You have to assume that the markets expect some kind of debt deal to happen. The mild reaction to the dysfunctional government can only be interpreted as frustration about the timing and method of a debt ceiling deal, not the actual certainty of one being reached. We will find a way not to default although it may take an enormous drop in the market to wake up the public against the dug-in intransigence of the Tea Party. After all it wasn’t the Democrats that voted down the TARP precipitating the biggest one day slide in the Dow’s history but rather the divided Republican party. People forget that it was Hank Paulsen, the uber Republican that engineered the bailout. The Republican party is on the verge of splintering into two flavors of tea, tea with honey, the other, cyanide.
Tonight Obama crashed the Senate and House servers. You have to assume it was his call to duty, to contact your congressman/woman and let them know that you are in favor of compromise not ideology that brought the Congressional Internet to its knees. It was Boehner that pleaded his case to the American people. After all he was on five minutes to the President’s fifteen. Few can match Obama’s oratory powers and tonight wasn’t the Speaker’s best game. Tomorrow new polls will come out and show a definite shift in public sentiment. Fairness trumps corporate greed, hedge funds and private jets. The same old spiel; Oil companies are bad, bad, bad.
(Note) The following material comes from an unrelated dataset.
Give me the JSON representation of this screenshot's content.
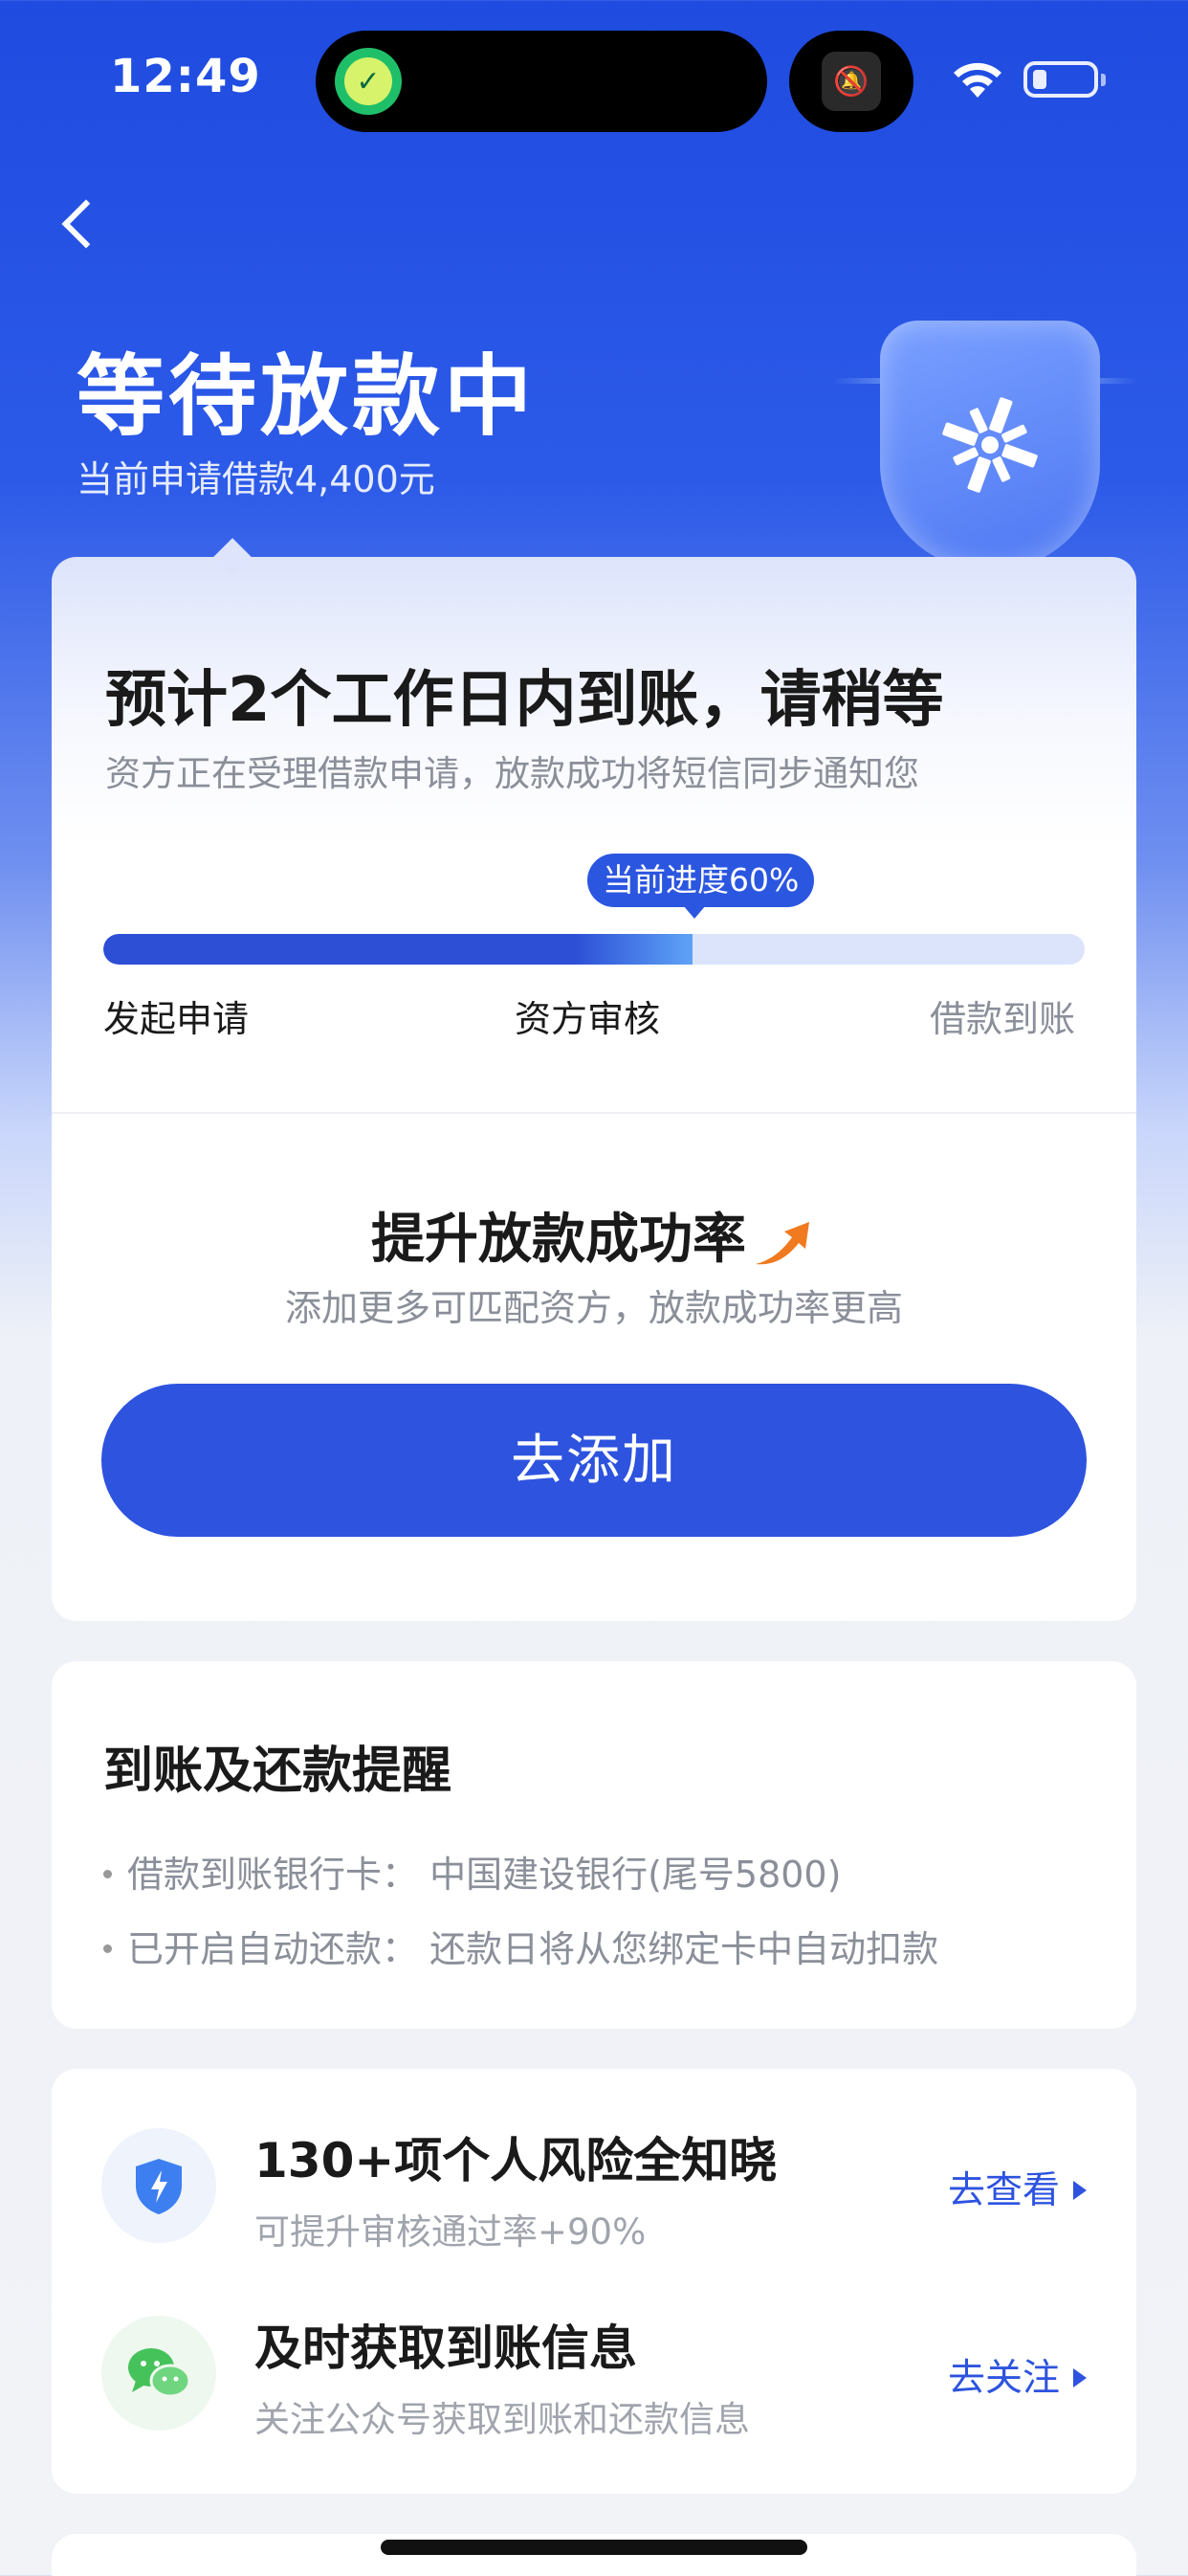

It’s a shame. After the market factors in a brief bounce on the end of the debt ceiling farce, market participants will use the rally to sell into it. Beware. There is no chance that the Tea Party heard the message. If Obama’s oratory was coupled with smart policy and decisive action, there could be a generous rally. But there’s little chance of that. One thing for sure is that there will be less government spending and that will weigh on the economy in the short-term. As always our commentary is not political but financial and short-term we would sell any rally or certainly beef up your hedges.